The current system of payment of allowances will also be simplified by combining the value of the fortnightly and quarterly allowance payments into a single pensioner supplement to be paid fortnightly from 20 September. This pension supplement will provide a payment of up to $56.10 a fortnight for singles and up to $84.60 for combined couples.

A new work bonus will be introduced to provide an incentive and to encourage those who are over the pension age and wish to continue in the workforce. Under these rules, only 50 per cent of the first $500 a fortnight of employment income will be counted in the income test. This is great news for many veterans in my electorate who I know are still working and who still wish to work. This money will certainly go a long way to assisting them and their families.

The bill also brings greater flexibility and access to the existing arrangements for advanced payments. I know there are many calls to my office about, and I have certainly received plenty of letters on, this particular subject. Lump sum advance payments are a popular mechanism that allows pensioners to budget for the unexpected one-off expenditures in their lives. The improvements will increase the maximum allowable advance from $500 to $1,000 for singles and $1,500 for couples combined. We will link these amounts to movements in service pension rates. They will also enable pensioners to access more than one advance payment over a 12-month period.
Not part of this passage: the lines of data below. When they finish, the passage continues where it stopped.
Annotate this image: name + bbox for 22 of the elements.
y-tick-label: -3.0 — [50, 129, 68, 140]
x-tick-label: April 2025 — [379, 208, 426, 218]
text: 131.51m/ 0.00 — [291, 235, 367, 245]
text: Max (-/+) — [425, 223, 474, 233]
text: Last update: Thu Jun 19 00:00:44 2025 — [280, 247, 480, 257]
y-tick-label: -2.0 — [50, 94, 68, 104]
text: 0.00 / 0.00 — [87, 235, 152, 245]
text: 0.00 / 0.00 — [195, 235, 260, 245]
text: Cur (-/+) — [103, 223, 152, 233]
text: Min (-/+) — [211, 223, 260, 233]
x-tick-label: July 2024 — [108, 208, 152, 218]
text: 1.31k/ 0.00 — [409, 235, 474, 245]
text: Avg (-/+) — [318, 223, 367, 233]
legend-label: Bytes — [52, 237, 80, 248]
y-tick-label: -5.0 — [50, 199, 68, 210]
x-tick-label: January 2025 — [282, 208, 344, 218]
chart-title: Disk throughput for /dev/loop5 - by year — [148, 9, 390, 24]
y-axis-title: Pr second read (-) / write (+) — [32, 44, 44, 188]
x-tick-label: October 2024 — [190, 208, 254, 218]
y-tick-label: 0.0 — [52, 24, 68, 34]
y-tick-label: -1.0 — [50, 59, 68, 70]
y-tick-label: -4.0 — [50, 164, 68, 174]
These changes modernise the advance payments system to better reflect the needs of pensioners and help them meet the challenges, particularly the one-off expenses that do occur.

Under the Rudd Labor government, the veterans community can expect our unrelenting effort to address a range of issues around veterans entitlements, services, wellbeing and recognition. This government will ensure that veterans and the ex-service community get a fair go. Australians are justifiably proud of our veterans and our ex-service men and women. This government believes that the provision of robust services and support for the ex-service community is a sincere way to show our gratitude and recognition of the bravery and sacrifice of these Australian men and women. As the Prime Minister said in the House on 13 August 2007:

There is perhaps no greater duty that we as a nation and as a parliament have than to honour, remember and express our gratitude to those Australians who have served in the defence of our nation in times of war, because our security and liberty have not come without a price.

The measures in this bill clearly demonstrate that this government is serious about looking after those in the veterans community and their families. I commend the bill to the House.